The IBL provides that bankruptcy or PKPU proceedings can be initiated by:

  1. one or more creditors;
  2. the debtor;
  3. the public prosecutor, if it is in the public interest;
  4. particular institutions for certain debtors: banks, securities companies, stock exchange, clearing and guarantee institutions, depository and settlement institutions, insurance and reinsurance companies, and pension funds by the Financial Services Authority (OJK); and
  5. state-owned companies operating in the public interest by the Ministry of Finance.

In respect of banks, although technically possible, there have been no precedents for banks being either liquidated under bankruptcy or restructured under PKPU proceedings. Instead, all bank liquidations that have occurred in Indonesia in practice used non-court-supervised insolvency proceedings under the dissolution and liquidation process based on Law No. 40 of 2007 on Limited Liability Companies (Company Law) and a set of specific regulations governing bank pre-dissolution supervision and dissolution or liquidation.

In Indonesia, restructuring is often carried out informally outside the court-supervised process and is subject to general contract law under the Indonesian Civil Code (ICC). These restructuring arrangements can vary from contractual restructuring involving refinancing, maturity rescheduling, a partial haircut or instalments to security enforcement or sale of assets, or a combination of these. The disadvantage of informal restructuring is that the debtor is unable to take advantage of the features provided by court-supervised restructuring, including a stay period that prevents the enforcement of creditors' rights against the debtor during the restructuring process, and a cramdown on dissenting and non-participating creditors. An informal restructuring example in 2019 and 2020 was PT Krakatau Steel (Persero) Tbk, a state-owned public company, which was able to restructure its US$2.2 billion debt to its various bank creditors.3

i Taking and enforcement of security

Under Indonesian law, the repayment of a debt can be secured by in rem security rights over the assets of either a debtor or its affiliate(s). In rem security interests in Indonesia are limited to those prescribed by Indonesian law. Those available under Indonesian law are the mortgage, fiduciary security, pledge and the hypothec.

Taking security

A mortgage under Law No. 4 of 1996 on Mortgages is used to secure land with certain land titles (right of ownership, right of exploitation, right to build, and to use, buildings, fixtures and other immovable appurtenances to the land, including machinery affixed thereto). The creation of a mortgage involves:

  1. the signing of the mortgage deed by the mortgagor and the mortgagee before a land officer or conveyancer with jurisdiction over the land to be mortgaged;
  2. the registration of the mortgage deed at the relevant land registration office; and
  3. the issuance of a mortgage certificate evidencing registration of the mortgage deed with the land registration book maintained by the land registration office.

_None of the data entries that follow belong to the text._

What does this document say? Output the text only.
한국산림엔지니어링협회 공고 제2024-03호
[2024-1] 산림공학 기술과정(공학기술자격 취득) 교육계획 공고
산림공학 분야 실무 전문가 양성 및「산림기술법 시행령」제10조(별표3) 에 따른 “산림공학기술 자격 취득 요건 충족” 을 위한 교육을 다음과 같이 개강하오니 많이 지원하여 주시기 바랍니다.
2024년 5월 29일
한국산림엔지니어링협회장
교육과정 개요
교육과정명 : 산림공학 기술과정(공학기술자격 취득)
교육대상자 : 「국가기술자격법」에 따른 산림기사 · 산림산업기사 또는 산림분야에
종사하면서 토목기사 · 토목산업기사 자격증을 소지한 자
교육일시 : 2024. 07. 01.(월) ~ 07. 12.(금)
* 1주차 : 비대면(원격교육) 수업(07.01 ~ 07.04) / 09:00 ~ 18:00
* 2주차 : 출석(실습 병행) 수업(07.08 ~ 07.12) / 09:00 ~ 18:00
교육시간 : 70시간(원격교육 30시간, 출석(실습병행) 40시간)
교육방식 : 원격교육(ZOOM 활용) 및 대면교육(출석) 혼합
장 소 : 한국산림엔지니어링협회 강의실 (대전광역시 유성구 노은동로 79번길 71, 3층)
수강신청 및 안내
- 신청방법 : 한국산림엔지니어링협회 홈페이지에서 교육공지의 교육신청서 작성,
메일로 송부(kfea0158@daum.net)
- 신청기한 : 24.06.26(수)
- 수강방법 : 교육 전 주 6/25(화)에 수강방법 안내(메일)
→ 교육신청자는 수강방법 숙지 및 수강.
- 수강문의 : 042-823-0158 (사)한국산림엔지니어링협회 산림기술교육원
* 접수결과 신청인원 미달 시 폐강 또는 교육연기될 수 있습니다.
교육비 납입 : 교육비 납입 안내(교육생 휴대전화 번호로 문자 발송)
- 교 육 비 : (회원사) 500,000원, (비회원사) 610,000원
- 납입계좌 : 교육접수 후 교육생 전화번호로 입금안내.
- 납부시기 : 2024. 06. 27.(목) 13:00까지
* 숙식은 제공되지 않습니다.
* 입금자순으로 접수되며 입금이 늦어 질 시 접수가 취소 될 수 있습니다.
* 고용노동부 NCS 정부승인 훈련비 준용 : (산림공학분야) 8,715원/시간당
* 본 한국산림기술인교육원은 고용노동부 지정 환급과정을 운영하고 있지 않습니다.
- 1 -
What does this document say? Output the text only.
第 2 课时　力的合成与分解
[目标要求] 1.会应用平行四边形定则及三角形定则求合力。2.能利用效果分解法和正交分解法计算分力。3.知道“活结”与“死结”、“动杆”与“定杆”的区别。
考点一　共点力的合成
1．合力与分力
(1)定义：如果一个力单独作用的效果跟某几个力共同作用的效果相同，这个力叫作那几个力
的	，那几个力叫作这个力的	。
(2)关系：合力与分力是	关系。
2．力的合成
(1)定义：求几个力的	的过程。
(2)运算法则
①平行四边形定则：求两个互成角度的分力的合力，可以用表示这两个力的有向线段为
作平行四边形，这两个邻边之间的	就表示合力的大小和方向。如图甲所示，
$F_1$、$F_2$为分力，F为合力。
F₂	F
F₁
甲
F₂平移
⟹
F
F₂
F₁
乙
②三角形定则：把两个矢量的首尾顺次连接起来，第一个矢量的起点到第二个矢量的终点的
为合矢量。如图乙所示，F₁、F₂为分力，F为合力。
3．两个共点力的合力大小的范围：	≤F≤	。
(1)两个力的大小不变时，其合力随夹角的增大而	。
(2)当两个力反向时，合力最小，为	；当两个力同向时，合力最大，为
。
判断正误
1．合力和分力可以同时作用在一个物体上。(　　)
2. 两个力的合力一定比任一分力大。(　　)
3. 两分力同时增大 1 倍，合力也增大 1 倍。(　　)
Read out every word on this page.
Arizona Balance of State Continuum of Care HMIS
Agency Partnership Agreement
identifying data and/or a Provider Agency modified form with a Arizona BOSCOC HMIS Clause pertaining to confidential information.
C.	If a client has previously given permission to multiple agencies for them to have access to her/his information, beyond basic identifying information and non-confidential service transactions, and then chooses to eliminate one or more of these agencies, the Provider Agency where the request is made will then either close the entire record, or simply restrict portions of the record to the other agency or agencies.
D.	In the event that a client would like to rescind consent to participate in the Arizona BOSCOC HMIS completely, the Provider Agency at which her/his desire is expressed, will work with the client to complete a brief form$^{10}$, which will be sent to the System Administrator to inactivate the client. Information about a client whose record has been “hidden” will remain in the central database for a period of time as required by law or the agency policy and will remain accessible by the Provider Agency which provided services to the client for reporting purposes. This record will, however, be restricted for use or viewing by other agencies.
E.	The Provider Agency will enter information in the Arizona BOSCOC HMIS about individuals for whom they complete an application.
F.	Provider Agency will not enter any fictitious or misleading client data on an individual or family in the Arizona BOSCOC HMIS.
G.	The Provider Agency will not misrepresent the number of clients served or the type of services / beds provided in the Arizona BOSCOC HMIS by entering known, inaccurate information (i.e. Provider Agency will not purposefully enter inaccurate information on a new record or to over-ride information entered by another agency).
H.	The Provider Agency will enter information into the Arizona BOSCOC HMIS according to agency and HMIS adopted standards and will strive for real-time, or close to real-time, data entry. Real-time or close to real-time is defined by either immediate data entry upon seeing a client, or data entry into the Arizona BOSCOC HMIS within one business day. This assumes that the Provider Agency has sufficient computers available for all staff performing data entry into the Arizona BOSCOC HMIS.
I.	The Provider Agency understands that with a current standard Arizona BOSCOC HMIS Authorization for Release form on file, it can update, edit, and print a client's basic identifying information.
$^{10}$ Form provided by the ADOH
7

Other immovable assets, which arguably include land with land titles not qualified to be mortgaged and untitled land, and movable, tangible and intangible assets (including but not limited to receivables, insurance proceeds and intellectual property rights) can be secured by a fiduciary transfer (sometimes referred to as a fiduciary assignment) under Law No. 42 of 1999 on Fiducia Security (Fiducia Law). The creation of a fiducia security would involve the signing of:

  1. a fiducia deed (setting out the fiduciary transfer agreement) by and between the fiducia transferor or assignor and the fiducia transferee or assignee before an Indonesian notary in the Indonesian language;
  2. registration of the fiducia deed at the relevant fiducia registration office; and
  3. the issuance of a fiducia security certificate, electronically signed by a fiducia registration office official, evidencing the registration of the fiducia deed with the fiducia registration book kept by the fiducia registration office.

Assets that may be secured by a fiduciary transfer (other than immovable ones) can also be secured by a pledge under the ICC (Articles 1150 to 1160). Due to the general pledge creation requirement that pledged property be delivered to or possessed by the creditor, most assets are secured by a fiduciary transfer, as it does not include this requirement. An exception to this is shares of an Indonesian company and bank accounts, which, in practice, most of the time are secured by a pledge, given that the pledge creation requirement for this type of asset (Article 1153 of the ICC) is notification of the party against whom the pledged right will be exercised (for a pledge of shares, the company that issued the shares being pledged; for a pledge of bank account, the bank with which the account is opened).

There is no formal legal requirement to conclude a pledge agreement in writing. However, it is standard practice in Indonesia that pledges are embodied in a deed of pledge (in notarial deed form or private deed form) by and between the pledgor and the pledgee (and, in some instances, the company whose shares are pledged) setting forth the particulars of the pledge. In respect of a pledge of shares and a bank account, the requirement of notification is generally considered to be complied with by:

  1. registration of the pledge in the shareholders' register of the company for a private company;
  2. recordation in the shareholders' register held by the Stock Administration Bureau and the issuance of a confirmation letter by the Indonesian Central Securities Depository for shares that are listed on the Indonesian stock exchange; or
  3. written acknowledgment from the bank where the account is opened.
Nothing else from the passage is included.